Southeast Louisiana is disappearing, washing away at a rate of a football field every hour, 16 square miles per year
By Bob Marshall
28 August 2014 (Scientific American) – In just 80 years, some 2,000 square miles of its coastal landscape have turned to open water, wiping places off maps, bringing the Gulf of Mexico to the back door of New Orleans and posing a lethal threat to an energy and shipping corridor vital to the nation’s economy. And it’s going to get worse, even quicker. Scientists now say one of the greatest environmental and economic disasters in the nation’s history is rushing toward a catastrophic conclusion over the next 50 years, so far unabated and largely unnoticed. At the current rates that the sea is rising and land is sinking, National Oceanic and Atmospheric Administration scientists say by 2100 the Gulf of Mexico could rise as much as 4.3 feet across this landscape, which has an average elevation of about 3 feet. If that happens, everything outside the protective levees — most of Southeast Louisiana — would be underwater. The effects would be felt far beyond bayou country. The region best known for its self-proclaimed motto “laissez les bons temps rouler” — let the good times roll — is one of the nation’s economic linchpins. This land being swallowed by the Gulf is home to half of the country’s oil refineries, a matrix of pipelines that serve 90 percent of the nation’s offshore energy production and 30 percent of its total oil and gas supply, a port vital to 31 states, and 2 million people who would need to find other places to live. The landscape on which all that is built is washing away at a rate of a football field every hour, 16 square miles per year. [more]
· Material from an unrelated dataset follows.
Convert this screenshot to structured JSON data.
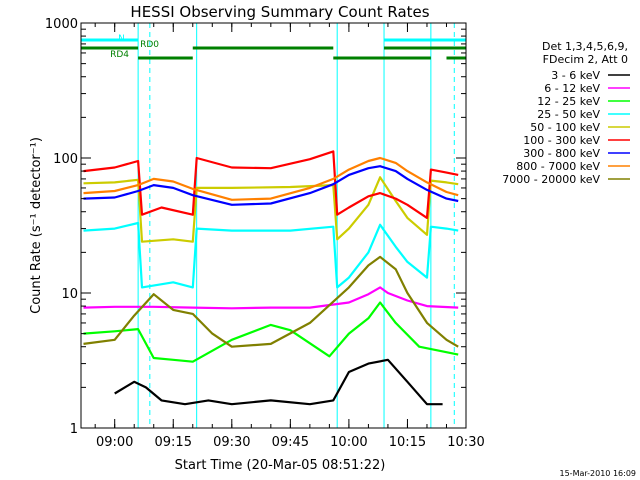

The earth was once covered with ice. How did that ice melt?
I don't see the problem – except for perception and understanding.
Human refusal to work within the boundaries of nature and natural variability, plus our contribution to rising seas "creates the problem" that must be "combatted".
This is a war we started. Again.
If we hadn't built mega-populations and industries where we don't belong there would be no issues here.
But now, the war will last as long as we do. And try as we might, we are not going to defeat Nature.